Yes, it indexes into the bytes in the str. (It's O(n)[1] to determine where the nth scalar boundary is.) Indexing and other non-Result-or-Option-returning index-based operations like split_at will panic if you pass in something that isn't a valid boundary.

More discussion here.

  1. "takes too long" ↩︎


I am not sure if I "cheated" or if I did it the "correct" way.
I used what I learned in the guessing game chapter. don't write a random function, use a crate.
I used the pig_latin crate and called it "done"

To be fair, it’s way harder to write a good (pseudo-)random generator and this is a situation where one would typically use a crate instead of rolling a custom implementation, especially if a cryptographically secure random generator is required ("don’t roll your own crypto"). That being said, implementing a linear congruential generator is still easy and reasonable enough depending on your needs (just steal good known parameters and don’t use it for cryptography).

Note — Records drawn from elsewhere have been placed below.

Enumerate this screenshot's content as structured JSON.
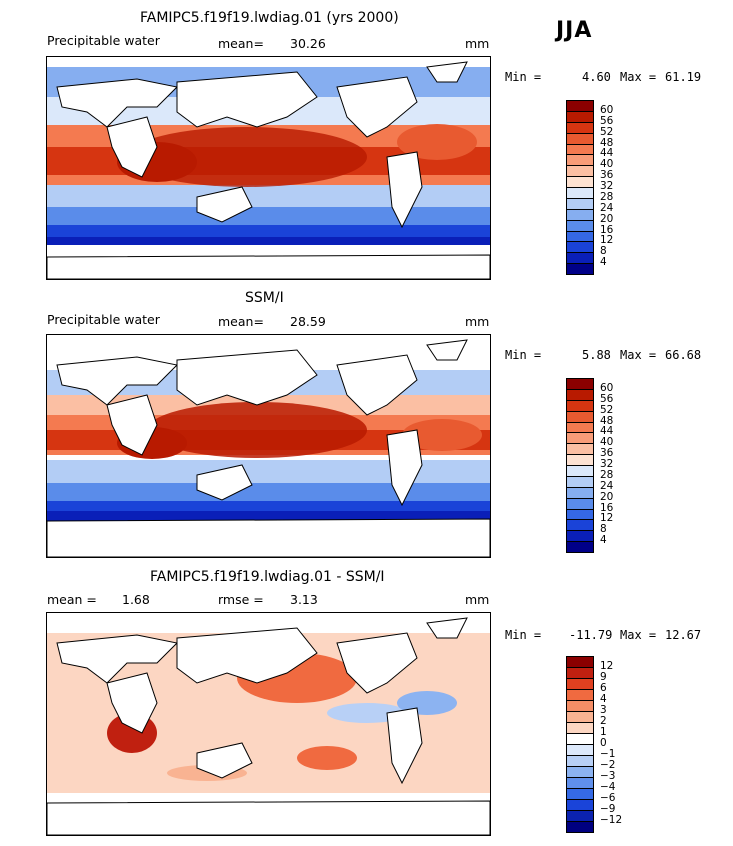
{
  "season": "JJA",
  "panels": [
    {
      "title": "FAMIPC5.f19f19.lwdiag.01 (yrs 2000)",
      "left_label": "Precipitable water",
      "stat": "mean=",
      "stat_value": "30.26",
      "units": "mm",
      "min_label": "Min =",
      "min_value": "4.60",
      "max_label": "Max =",
      "max_value": "61.19",
      "legend_ticks": [
        "60",
        "56",
        "52",
        "48",
        "44",
        "40",
        "36",
        "32",
        "28",
        "24",
        "20",
        "16",
        "12",
        "8",
        "4"
      ]
    },
    {
      "title": "SSM/I",
      "left_label": "Precipitable water",
      "stat": "mean=",
      "stat_value": "28.59",
      "units": "mm",
      "min_label": "Min =",
      "min_value": "5.88",
      "max_label": "Max =",
      "max_value": "66.68",
      "legend_ticks": [
        "60",
        "56",
        "52",
        "48",
        "44",
        "40",
        "36",
        "32",
        "28",
        "24",
        "20",
        "16",
        "12",
        "8",
        "4"
      ]
    },
    {
      "title": "FAMIPC5.f19f19.lwdiag.01 - SSM/I",
      "left_label": "mean =",
      "left_value": "1.68",
      "stat": "rmse =",
      "stat_value": "3.13",
      "units": "mm",
      "min_label": "Min =",
      "min_value": "-11.79",
      "max_label": "Max =",
      "max_value": "12.67",
      "legend_ticks": [
        "12",
        "9",
        "6",
        "4",
        "3",
        "2",
        "1",
        "0",
        "−1",
        "−2",
        "−3",
        "−4",
        "−6",
        "−9",
        "−12"
      ]
    }
  ],
  "palette": {
    "abs": [
      "#8b0000",
      "#b81a00",
      "#d63511",
      "#e85a30",
      "#f47a50",
      "#f89c78",
      "#fbbfa3",
      "#fde2d2",
      "#dbe8fa",
      "#b3cdf5",
      "#86aef0",
      "#5a8cea",
      "#3568e5",
      "#1a43d8",
      "#0a1fb8",
      "#000088"
    ],
    "diff": [
      "#8b0000",
      "#c02010",
      "#e04020",
      "#f06a40",
      "#f58e66",
      "#f9b392",
      "#fcd6c2",
      "#ffffff",
      "#dde9fb",
      "#b8d0f6",
      "#8cb3f1",
      "#6090ec",
      "#356ae6",
      "#1a44d9",
      "#0b22b0",
      "#000080"
    ]
  }
}
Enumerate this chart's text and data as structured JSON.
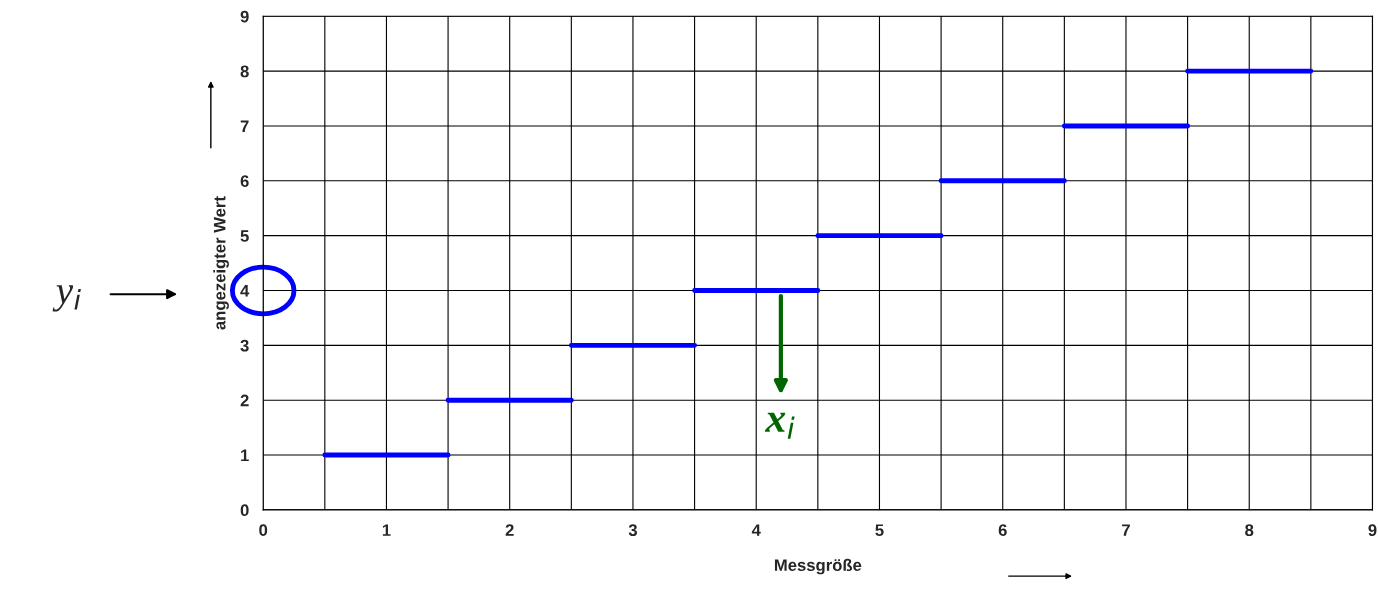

This could have been a good extra challenge for the guessing game chapter imo.

Ultimately it’s up to you to decide what is "cheating", but I wouldn’t say it’s "incorrect". Learning to find and use crates from the ecosystem like you did is a worthy exercise too. However, you didn’t exactly train to manipulate strings. Anyway, I think that setting your own challenges and following your curiosity is valuable as a learning process.